When project management firms Browning and Davis and Associates Inc., began looking for contractors for 16 Tech, a business and innovation district downtown, executives wanted at least 27% of contracted businesses to be businesses that are local woman-, minority-, veteran- or disabled-owned, also known as XBEs. Browning and Davis surpassed their goal. Fifty percent of businesses working on phase one of construction are XBEs.
“It clearly demonstrates that there are minority companies that can work on projects of this size,” Rev. David W. Greene Sr., president of Concerned Clergy of Indianapolis, said. “Many organizations within our city will quickly say they couldn’t find anybody, but then how did 16 Tech find them?”
Browning and Davis found so many minority-owned businesses because they created a campaign to inform companies of all sizes about opportunities to bid on contracts. They held community outreach events and advertised in print, radio and television. In addition, leaders from the firms collaborated with local organizations such as Indy Black Chamber, Concerned Clergy, Indiana Construction Round Table and the Office of Minority and Women Business Development to inquire about minority-owned businesses and ensure they weren’t overlooking any group.
That type of outreach was important because every contactor in the area should have a chance to bid on contracts, David McMath, project manager for Browning, said. Plus, keeping money local fuels the economy and local business growth throughout Indianapolis.

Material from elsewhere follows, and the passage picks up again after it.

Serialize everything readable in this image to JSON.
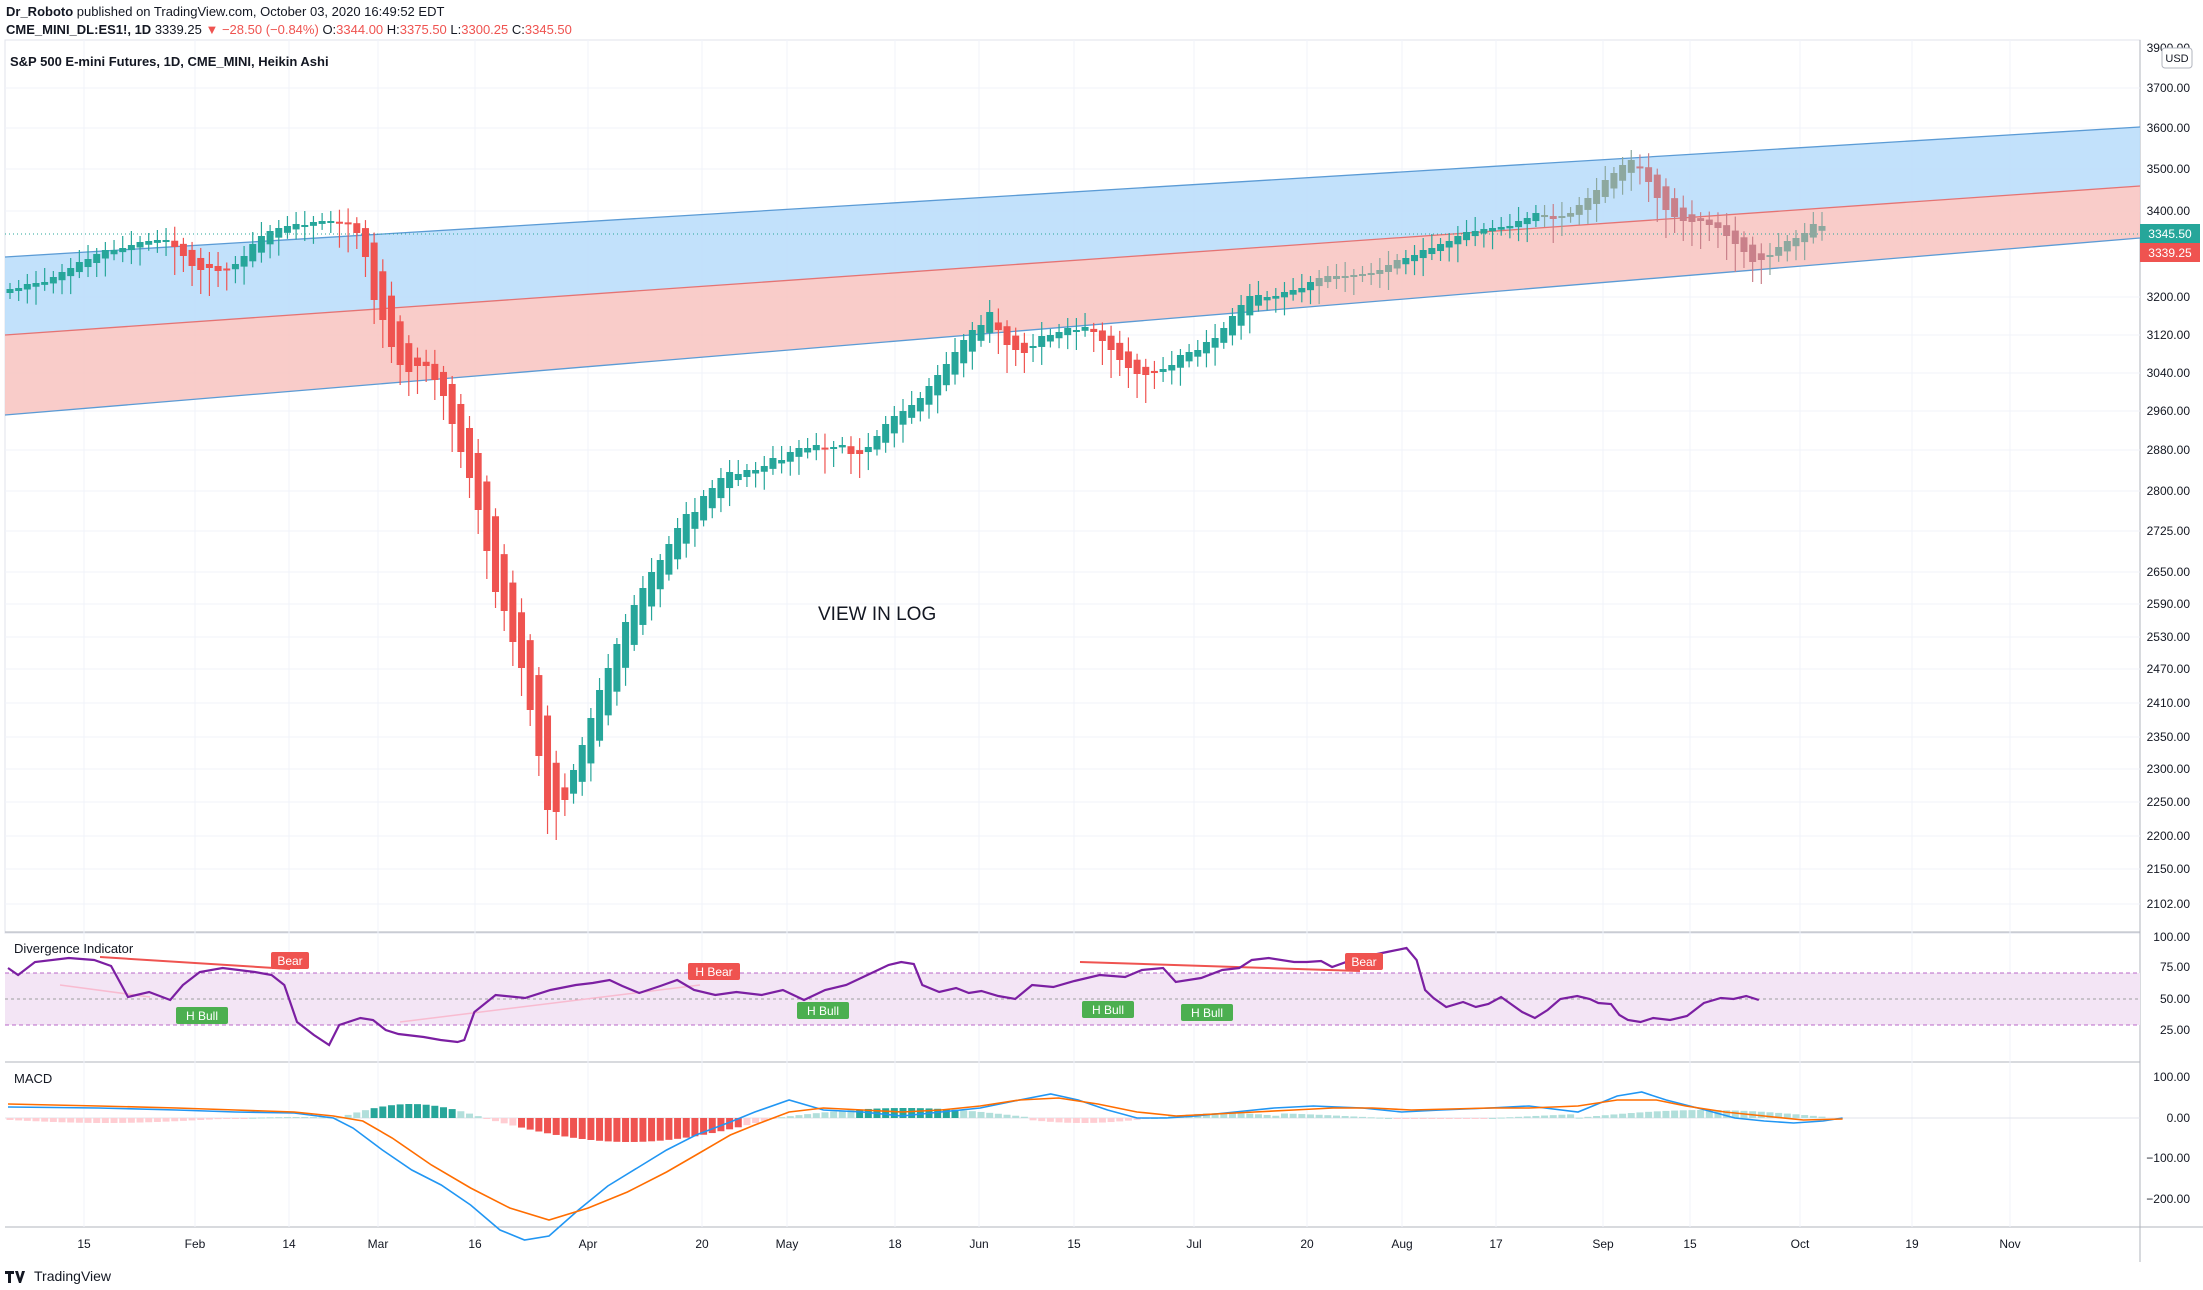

“When minorities are involved in these projects, it invests in our community,” Larry Williams, President of Indy Black Chamber, said. “When these smaller businesses get these bigger contracts, then they can come into and hire people from our community. It’s a cycle of growing the minority community.”
Frank Davis, president Circle City Rebar, which did rebar work on the 16 Tech project, believes the benefits for minority-owned businesses can last past the completion contracts. When minority-owned businesses perform well at one phase of a project, it becomes much more likely employers will hire them for future phases.
“The best opportunity you have for jobs is the jobs you are already on,” Davis said. “If you are working on a project and it becomes phase two or a phase three, you are already familiar with the people you are working with. You have already set up the logistics of getting the product to the job site, so you should have a better opportunity the second time around even than the first time.”
In addition to allowing them to hire more locals, money from contracts can also allow minority-owned businesses to benefit the community. Davis said Circle City Rebar donates time and money to a few local nonprofits because they want to help organizations that matter to their employees such as Big Brothers Big Sisters.
“There are other agencies that service our children and our families that we commit to,” Davis said. “When you invest in minority-owned businesses you are essentially investing in not only the business but our community.”
The building will be finished by May 2020. With the success of phase one, Browning and Davis plan to surpass 27% for future phases of the 16Tech project. McMath described the success in recruiting XBEs as a snowball he wants to keep rolling.
“I think with everybody’s help, we can do this again,” McMath said. “We can set a standard that’s never been seen before in Indianapolis. That’s our goal. Not to build a building but to build relationships.”